Selain mengenai permasalahan tersebut masih terdapat beberapa hal yang menjadi pertanyaan. Antara lain berkaitan dengan mekanisme dari prapenuntutan tersebut, sebagai contoh di dalam KUHAP atau peraturan perundang-undangan lainnya tidak mengatur atau terjadi kekosongan hukum (vacuum of norm) menyangkut berapa kali Penuntut Umum dapat mengembalikkan berkas perkara dalam hal petunjuk yang diberikan oleh Penuntut Umum kepada penyidik tidak dilaksanakan penyempurnaan sebagaimana mestinya oleh penyidik. Hal-hal ini tentunya dapat menghambat proses penegakan hukum, yang tidak sesuai dengan asas trilogi peradilan.

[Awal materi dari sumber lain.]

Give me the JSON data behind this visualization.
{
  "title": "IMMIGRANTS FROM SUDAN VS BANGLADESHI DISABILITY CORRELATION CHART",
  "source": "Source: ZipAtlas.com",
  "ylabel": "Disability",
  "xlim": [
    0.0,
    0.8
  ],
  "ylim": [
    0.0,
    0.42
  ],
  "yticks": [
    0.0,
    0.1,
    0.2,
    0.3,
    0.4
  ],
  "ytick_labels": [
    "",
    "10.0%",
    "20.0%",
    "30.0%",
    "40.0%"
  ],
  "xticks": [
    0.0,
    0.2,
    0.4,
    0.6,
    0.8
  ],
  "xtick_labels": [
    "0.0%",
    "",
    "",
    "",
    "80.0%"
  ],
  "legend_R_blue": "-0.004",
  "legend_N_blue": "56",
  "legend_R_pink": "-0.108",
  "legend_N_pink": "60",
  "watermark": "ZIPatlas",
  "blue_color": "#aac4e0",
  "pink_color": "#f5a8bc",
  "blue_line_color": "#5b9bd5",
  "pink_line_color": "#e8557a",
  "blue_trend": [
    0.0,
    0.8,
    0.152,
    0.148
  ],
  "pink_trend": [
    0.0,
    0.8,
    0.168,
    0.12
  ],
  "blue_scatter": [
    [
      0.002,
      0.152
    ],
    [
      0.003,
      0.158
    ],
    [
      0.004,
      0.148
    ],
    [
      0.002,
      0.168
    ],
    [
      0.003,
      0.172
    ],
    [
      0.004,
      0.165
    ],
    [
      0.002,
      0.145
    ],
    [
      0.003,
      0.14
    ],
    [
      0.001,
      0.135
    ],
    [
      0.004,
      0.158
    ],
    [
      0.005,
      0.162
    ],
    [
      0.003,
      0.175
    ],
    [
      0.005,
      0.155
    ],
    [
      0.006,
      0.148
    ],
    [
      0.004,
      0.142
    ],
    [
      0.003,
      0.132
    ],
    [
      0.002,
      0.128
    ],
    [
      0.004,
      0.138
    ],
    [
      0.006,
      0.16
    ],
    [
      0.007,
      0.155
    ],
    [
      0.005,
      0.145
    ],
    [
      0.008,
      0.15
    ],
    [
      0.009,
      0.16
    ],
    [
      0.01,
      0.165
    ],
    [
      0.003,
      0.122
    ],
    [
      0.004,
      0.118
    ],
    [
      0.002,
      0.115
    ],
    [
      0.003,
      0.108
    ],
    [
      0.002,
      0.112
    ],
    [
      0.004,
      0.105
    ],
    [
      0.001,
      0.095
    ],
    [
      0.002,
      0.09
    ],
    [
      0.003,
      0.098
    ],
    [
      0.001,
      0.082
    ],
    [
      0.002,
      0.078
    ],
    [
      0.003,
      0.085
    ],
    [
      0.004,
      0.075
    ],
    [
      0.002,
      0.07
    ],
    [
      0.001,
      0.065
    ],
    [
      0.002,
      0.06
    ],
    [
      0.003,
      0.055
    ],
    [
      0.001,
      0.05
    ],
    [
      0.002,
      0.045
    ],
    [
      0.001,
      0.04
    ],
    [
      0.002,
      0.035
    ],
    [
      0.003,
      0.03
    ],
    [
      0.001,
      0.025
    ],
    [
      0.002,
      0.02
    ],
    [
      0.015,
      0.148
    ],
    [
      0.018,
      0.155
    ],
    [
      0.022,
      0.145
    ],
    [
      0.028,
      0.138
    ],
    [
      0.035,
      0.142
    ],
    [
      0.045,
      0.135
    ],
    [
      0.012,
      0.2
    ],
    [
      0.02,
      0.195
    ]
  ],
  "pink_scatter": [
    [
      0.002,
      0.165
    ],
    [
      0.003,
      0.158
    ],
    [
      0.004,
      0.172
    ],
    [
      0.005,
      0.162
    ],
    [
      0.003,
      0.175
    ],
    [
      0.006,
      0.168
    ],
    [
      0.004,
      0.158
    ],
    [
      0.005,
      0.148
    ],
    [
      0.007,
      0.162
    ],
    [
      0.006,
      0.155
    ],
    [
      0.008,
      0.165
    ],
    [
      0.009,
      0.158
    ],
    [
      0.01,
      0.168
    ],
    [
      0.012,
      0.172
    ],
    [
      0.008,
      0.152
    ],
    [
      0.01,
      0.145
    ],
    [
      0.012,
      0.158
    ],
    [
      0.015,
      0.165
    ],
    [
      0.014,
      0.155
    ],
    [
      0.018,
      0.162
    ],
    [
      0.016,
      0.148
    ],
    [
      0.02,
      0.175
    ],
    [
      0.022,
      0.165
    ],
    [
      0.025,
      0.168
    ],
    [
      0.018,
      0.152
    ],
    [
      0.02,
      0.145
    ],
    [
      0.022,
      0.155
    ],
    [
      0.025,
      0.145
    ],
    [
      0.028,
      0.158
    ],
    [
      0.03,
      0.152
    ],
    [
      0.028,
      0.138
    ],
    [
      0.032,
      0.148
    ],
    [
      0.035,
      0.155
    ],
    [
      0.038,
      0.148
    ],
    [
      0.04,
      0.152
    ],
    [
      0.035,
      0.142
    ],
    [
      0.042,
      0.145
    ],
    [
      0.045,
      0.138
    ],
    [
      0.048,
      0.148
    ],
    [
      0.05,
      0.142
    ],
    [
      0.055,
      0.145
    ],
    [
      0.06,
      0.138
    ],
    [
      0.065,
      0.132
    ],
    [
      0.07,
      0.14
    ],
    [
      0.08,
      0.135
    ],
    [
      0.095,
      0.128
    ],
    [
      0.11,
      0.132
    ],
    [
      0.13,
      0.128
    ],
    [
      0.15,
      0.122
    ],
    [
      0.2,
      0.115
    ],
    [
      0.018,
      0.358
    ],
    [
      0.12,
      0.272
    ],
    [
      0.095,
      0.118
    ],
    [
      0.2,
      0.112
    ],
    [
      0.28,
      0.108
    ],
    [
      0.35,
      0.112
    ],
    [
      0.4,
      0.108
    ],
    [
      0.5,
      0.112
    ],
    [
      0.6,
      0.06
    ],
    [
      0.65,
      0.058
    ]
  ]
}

  • 1.2    Rumusan Masalah

  • 1.    Berapa jumlah batas berkas perkara dapat dikembalikan oleh penuntut umum kepada penyidik untuk disempurnakan ?

  • 2.    Apakah konsekuensi hukumnya bila penyidik tidak mampu melengkapi kekurangan berkas perkara?

  • 1.3    Tujuan

    1.3.1    Tujuan Umum

Guna memahami dan mengkritisi pengaturan tentang prapenuntutan sebagai rangkaian proses penegakan hukum dalam beracara pidana

  • 1.3.2    Tujuan Khusus

  • 1.    Guna memahami serta menganalisis berapa kali berkas perkara dapat dikembalikan kepada penyidik.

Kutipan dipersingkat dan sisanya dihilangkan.